What Happened Last Week?
Mortgage backed securities (MBS) gained +9 basis points (BPS) from last Friday’s close which caused fixed mortgage rates to move sideways but it was a very volatile week. On Wednesday, we had the highest mortgage rates since March 6th. So far for the month of May, MBS are still down -34 BPS which means mortgage rates are still trending upward on a very slow pace.
Just how choppy was the week? Well, there was a net difference of -107BPS from intra-day highs to intra-day lows.
Friday finally arrived and while there was some weakness…there was also some strength. This mixed bag of data probably has thwarted any chance of a June Fed rate hike, but September is still very much a possibility in bond traders’ minds.

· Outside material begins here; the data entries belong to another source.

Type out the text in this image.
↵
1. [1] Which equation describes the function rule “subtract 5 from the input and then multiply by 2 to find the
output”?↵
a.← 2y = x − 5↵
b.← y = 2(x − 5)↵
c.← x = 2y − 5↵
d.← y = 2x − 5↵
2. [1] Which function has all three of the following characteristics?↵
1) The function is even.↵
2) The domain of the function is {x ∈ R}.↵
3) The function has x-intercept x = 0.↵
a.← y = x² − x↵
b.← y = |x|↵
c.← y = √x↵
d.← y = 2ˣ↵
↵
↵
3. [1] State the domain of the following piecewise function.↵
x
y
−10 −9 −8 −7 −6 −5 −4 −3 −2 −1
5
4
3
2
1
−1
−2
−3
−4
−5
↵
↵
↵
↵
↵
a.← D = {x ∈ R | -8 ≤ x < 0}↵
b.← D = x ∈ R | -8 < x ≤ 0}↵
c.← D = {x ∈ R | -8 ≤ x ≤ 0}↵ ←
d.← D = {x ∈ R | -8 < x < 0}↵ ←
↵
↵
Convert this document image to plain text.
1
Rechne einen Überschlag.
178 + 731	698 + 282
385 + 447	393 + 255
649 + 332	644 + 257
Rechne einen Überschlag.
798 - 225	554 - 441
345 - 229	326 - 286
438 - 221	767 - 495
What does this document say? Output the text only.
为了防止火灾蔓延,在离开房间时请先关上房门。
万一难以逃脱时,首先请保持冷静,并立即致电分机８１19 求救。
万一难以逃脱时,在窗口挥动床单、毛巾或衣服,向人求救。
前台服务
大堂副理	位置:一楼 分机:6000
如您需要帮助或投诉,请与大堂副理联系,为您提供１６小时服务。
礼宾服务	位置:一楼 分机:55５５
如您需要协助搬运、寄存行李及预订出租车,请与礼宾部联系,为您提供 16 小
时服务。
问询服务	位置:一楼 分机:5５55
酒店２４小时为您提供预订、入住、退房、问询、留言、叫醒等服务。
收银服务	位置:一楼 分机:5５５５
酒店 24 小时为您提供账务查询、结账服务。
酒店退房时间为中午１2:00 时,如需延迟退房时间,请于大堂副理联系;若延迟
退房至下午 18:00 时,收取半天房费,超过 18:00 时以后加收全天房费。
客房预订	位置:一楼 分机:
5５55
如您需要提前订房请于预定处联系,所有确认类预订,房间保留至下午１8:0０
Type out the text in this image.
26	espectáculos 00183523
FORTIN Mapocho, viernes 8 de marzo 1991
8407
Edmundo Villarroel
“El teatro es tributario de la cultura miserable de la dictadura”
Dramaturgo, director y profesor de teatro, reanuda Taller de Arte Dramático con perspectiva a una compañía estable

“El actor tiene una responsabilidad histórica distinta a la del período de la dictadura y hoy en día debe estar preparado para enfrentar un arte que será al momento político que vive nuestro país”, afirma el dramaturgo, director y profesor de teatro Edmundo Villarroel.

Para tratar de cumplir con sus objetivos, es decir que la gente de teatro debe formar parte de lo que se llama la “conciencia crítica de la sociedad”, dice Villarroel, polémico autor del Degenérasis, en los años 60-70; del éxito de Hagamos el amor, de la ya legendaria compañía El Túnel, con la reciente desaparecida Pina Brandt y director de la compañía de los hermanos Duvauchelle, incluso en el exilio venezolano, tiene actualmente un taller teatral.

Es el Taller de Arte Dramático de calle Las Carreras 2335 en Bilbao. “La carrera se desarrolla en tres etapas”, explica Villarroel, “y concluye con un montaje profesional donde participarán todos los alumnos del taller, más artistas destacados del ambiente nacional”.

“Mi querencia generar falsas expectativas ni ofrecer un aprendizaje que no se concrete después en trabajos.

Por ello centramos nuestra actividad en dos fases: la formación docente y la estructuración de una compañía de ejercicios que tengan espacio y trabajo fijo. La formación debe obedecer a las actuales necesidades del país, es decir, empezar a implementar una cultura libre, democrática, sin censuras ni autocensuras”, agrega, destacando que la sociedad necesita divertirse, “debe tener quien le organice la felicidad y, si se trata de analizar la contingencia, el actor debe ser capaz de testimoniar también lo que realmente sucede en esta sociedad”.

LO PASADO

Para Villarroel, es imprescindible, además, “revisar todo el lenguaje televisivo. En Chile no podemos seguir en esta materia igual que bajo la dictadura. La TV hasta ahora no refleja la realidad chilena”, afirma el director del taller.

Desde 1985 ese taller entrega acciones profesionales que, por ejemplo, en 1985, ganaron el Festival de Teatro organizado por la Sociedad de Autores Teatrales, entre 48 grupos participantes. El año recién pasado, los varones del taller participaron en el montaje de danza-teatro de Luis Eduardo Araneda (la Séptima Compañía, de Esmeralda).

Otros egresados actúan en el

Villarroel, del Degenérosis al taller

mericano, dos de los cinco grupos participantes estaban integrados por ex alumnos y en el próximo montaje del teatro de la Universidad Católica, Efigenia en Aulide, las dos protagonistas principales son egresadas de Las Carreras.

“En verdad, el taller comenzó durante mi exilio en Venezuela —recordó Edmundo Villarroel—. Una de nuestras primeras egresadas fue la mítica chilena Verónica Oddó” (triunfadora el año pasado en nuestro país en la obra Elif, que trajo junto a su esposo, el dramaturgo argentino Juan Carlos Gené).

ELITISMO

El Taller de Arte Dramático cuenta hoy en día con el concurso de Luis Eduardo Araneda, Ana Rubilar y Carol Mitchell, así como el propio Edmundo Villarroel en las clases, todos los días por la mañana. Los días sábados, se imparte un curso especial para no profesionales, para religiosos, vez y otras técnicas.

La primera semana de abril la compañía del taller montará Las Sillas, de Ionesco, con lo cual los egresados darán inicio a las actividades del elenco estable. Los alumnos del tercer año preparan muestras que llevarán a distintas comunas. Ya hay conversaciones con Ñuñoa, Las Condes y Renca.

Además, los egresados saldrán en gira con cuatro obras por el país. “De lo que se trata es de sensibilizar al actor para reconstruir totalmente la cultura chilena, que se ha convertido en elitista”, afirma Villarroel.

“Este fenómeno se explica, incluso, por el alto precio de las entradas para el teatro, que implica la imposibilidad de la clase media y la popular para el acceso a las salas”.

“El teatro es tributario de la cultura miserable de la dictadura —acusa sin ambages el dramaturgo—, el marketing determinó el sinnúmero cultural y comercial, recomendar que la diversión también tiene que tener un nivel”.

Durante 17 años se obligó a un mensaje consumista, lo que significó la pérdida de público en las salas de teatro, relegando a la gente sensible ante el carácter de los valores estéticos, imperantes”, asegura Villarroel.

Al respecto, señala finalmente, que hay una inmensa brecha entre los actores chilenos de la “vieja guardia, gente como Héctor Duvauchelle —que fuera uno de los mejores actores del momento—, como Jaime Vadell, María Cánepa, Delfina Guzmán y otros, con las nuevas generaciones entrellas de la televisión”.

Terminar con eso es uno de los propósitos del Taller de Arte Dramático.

Here is a breakdown of the bearish (bad) and bullish (good) rates:
- April Non-Farm Payrolls (NFP) 223K vs estimates of 218K – Bearish
- March NFP revised from 126K to 85K – Bullish
- 3 month moving average 191K – Bullish
- 6 month moving average 255K – Bearish
- Unemployment Rate 5.5% dropped to 5.4% – Bearish
- Average Hourly Earnings Month-over-month – 0.1% vs estimates of 0.2% – Bullish
- Average Hourly Earning Year-over-year – 2.2% which is over the Fed’s target inflation rate of 2.0% – Bearish
So as you can see, there is something for everyone in Friday’s data. On an intra-day basis this was positive for pricing and gave us the lowest rates of the week, but on a longer term trend line this data is not one sided enough to ensure better pricing/lower rates for the long term.
Our economy also saw some strong readings in Factory Orders, Unit Labor Costs, Initial Weekly Jobless Claims and a very strong reading in the ISM non-manufacturing (services) sector. Consumer Credit shot up but most of that increase was in student loan debt and auto loans instead of an increase in credit card debt which could have pointed the way towards more consumer spending.
What’s On the Agenda for This Week?
Other than Wednesday’s Retail Sales report, there are no major economic releases that have the gravitas to move MBS higher. The Treasury auctions this week will need to be closely watched but they are also unlikely to break us out of the channel. There will also be the monthly bond rollover to contend with.
While last week saw a lot of volatility (-107 BPS from the intra-day high to intra-day low for the week), this week will be very key as to the near term trend for rates. Are we in a “v” shape rebound off of the 200 day moving average? If so, MBS pricing will head to higher levels. Is last Friday’s rebound over played? If so, MBS will pull back into last week’s channel.
There will be a few reports that will give us a good understanding on inflation with Import Prices and PPI. But the biggest report of the week will be Wednesday’s Retail Sales data. Last time, we got a nice surprise to the upside with a reading of +0.9%. The stronger this report is…the worse it is for pricing.
There is a big chunk of new debt to absorb with some long-term Treasury auctions this week:
- 05/12 3 year note
- 05/13 10 year note
- 05/14 30 year bond
Across the Pond
China: The People’s Bank of China (PBOC) announced their third rate cut in six months by 25 BPS. They also lifted the ceiling of deposit rate from 1.3 times to 1.5 times. Clearly, this is meant to stimulate an economy that is not growing at a fast enough clip.
Greece is the Word: And we are seeing a new term being floated around “accidental default.” They have a 750 million euro payment due this Tuesday. The Eurogroup is currently meeting and there is very little chance that they will give Greece any new cash without major concessions from Greece, which we simply haven’t seen yet. There may be an interim solution…the IMF may push back the payment date but Germany is essentially saying they are ok with Greece getting “das boot.”